Rowan School of Osteopathic Medicine proposes to expand substance use training to 400 osteopathic medical students and 16 residents using an Osteopathic Physician Undergraduate and Resident Substance Use Education (PURSUE) Curriculum that includes screening, brief intervention and referral to treatment (SBIRT); substance use assessment; and treatment principles that will increase the number of physicians who can treat substance use disorders.
Rowan School of Osteopathic Medicine (RowanSOM), located in Camden County, New Jersey, which has one of the highest overdose death rates in the state, is one of 35 schools of osteopathic medicine in the United States. Physicians who hold a Doctor of Osteopathic Medicine (D.O.) degree are licensed to practice medicine and surgery in all fifty states with the same rights and privileges as allopathic physicians who hold a Doctor of Medicine (M.D.) degree. However, osteopathic medicine lags far behind allopathic medicine with regards to training in substance use disorders. It was only this year, in 2019, that the American Osteopathic Association approved Board Certification in Addiction Medicine. In most osteopathic medical schools students are not trained to prescribe buprenorphine or how to implement SBIRT. In New Jersey, of the 4,597 osteopathic physicians, only 112(2.4%) are waivered to prescribe buprenorphine. Over 40% of RowanSOM graduates practice in New Jersey choosing a primary care specialty such as family medicine. In 2017, the drug overdose death rate in New Jersey increased 29% from the previous year, the largest in the nation, and methamphetamine use is on the rise increasing the probability that physicians will encounter a patient with a substance use disorder. Only 8% of the 449,000 patients with SUDs in New Jersey receive treatment.

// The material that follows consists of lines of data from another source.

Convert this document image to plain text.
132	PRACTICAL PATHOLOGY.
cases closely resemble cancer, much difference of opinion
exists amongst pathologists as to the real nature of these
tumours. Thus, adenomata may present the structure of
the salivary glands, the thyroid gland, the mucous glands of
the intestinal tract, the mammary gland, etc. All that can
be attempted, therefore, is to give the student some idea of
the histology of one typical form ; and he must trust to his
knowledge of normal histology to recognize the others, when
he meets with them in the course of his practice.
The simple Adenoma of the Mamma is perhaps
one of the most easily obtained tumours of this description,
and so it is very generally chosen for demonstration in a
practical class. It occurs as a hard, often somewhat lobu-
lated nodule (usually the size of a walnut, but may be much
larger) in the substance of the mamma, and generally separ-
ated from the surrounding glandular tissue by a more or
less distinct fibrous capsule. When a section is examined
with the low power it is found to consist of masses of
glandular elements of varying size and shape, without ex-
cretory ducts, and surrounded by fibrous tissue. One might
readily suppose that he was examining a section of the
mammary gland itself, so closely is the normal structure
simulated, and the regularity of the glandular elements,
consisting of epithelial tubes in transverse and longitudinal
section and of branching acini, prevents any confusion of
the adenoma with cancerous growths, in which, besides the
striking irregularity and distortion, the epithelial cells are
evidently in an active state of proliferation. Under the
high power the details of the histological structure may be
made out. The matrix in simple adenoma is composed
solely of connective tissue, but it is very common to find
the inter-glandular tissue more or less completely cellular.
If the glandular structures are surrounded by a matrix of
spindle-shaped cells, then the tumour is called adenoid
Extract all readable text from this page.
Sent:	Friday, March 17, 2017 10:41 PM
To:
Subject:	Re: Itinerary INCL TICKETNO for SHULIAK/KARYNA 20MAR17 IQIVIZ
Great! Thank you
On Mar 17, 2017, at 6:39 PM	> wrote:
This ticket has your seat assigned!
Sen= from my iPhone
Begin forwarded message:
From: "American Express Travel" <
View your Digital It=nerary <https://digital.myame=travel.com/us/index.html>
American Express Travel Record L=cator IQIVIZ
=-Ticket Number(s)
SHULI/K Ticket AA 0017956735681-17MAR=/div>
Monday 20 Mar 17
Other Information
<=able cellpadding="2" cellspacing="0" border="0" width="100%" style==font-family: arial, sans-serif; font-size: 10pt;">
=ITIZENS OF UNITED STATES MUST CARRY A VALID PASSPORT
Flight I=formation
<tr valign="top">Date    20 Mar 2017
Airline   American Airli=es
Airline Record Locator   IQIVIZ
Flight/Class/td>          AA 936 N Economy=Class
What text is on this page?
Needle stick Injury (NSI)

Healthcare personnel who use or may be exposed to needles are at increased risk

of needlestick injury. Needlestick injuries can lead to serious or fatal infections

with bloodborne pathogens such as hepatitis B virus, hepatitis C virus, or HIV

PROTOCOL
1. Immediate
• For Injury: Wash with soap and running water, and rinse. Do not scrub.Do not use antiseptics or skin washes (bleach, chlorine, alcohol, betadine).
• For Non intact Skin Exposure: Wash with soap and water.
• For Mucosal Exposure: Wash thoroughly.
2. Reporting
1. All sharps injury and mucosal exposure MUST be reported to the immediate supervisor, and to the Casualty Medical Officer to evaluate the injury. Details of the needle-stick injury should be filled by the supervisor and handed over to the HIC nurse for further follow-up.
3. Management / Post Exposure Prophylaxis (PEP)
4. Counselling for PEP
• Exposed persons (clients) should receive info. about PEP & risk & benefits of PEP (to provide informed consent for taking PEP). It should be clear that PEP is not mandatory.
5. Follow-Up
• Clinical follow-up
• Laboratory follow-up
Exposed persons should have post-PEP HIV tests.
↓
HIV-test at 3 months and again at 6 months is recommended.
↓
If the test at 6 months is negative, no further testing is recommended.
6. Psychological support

RowanSOM proposes a comprehensive Osteopathic Physician Undergraduate and Resident Substance Use Education (PURSUE) Curriculum that includes didactic training, SBIRT role-play, and a clinical experience to increase the number of physicians who can treat substance use disorders and address the treatment gap in New Jersey. The goals and objectives of the project align with RFA requirements and include: 1) convene a curriculum advisory board to oversee content of the new curriculum; 2) develop the curriculum using a prevention framework that includes SBIRT, SUD assessment, and treatment principles; 3) deliver the curriculum to 200 medical students and 8 residents in the first year; 4) collect data that measures changes in student knowledge; 5) analyze results of the curriculum and modify it to improve outcomes; 6) implement the revised curriculum with a new cohort of 200 medical students and 8 residents in year 2; 7) partner with the National Board of Osteopathic Medical Examiners (NBOME) to create 30 questions for the Comprehensive Osteopathic Medical Licensing Examination (COMLEX); and 8) develop a sustainability plan. Key partners include the President of NBOME and Maryville Addiction Treatment Center who will work with content developers to obtain videos, podcasts, poetry, and artwork from alumni in recovery to help reduce stigma.